Önceki hafta Pariste Başbakan Erdoğanın ziyareti sırasında ortaya çıkan gelişmelerle Fransız ve Türk medyasında yayınlanan değerlendirmeler, geçen hafta da Brükselde gerçekleştirdiğim çeşitli temaslar süresince bu konu sürekli olarak gündemdeydi.
Fransız, İngiliz, Belçika medya organlarında Türkiye-AB ilişkileri hakkında yorum ve değerlendirmeler çıkmaya devam ediyor.

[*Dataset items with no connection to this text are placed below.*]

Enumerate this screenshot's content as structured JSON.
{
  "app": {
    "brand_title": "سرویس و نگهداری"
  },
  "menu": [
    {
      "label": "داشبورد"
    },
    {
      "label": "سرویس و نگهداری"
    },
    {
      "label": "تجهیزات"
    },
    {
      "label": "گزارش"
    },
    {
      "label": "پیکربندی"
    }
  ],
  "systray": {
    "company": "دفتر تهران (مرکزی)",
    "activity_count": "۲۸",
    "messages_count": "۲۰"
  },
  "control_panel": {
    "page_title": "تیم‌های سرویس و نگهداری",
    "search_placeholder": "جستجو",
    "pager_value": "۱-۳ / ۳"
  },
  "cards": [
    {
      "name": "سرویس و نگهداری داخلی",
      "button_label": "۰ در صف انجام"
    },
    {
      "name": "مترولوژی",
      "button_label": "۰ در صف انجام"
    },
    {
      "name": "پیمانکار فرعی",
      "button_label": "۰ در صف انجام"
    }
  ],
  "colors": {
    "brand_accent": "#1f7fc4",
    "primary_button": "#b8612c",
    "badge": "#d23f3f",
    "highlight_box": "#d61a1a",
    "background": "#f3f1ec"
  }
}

Geç kalmış turistik sempati
Sadece dört gün önce, Brüksel havalimanında dikkatimi çekti: Saat 14.00 ila 17.00 arasında havalanan onlarca uçaktan ikisi Bodruma, üçü Antalyaya, biri de İstanbula gidiyordu. Yolcuların üçte biri Emirdağlı tatilcilerse, geri kalanı Belçikalı turistlerdi. Pazartesi günkü Le Soir gazetesinde bir ilan da Belçikalı turistlerin favori tatil yörelerini bir kez daha anlatıyordu: Türkiyede iyi tatiller... Le Soiri tatil beldenizde bulamazsanız bizi hemen arayın...
Belçika televizyonunda da Türkiyeden tatilden dönenlerle, Türkiyeye tatile gidenlerin havaalanındaki buluşmalarına ilişkin hoş bir haber izledim. Ne var ki Avrupa kamuoylarının, bu turistik sempatilerine rağmen, Türkiye hakkındaki, özel olarak da Türkiyenin ABye tam üye olmaları konusundaki izlenim ve tutumları hiç de olumlu değil. Bunu da hem ikili görüşmelerden hem de medyada çıkan yazılardan görmek mümkün. Avrupalı ortalama yurttaş, AB ve genişleme konusunda çok fazla bilgi sahibi değil, mevcut bilgileri de her zaman doğru değil. Mesela, bu müzakerelerin başlangıç tarihi ile Türkiyenin tam üyeliği birbirine kolayca karıştırılıyor. Avrupalı yurttaş, sanıyor ki, Türkiye 1 Ocak 2005de tam üye olacak...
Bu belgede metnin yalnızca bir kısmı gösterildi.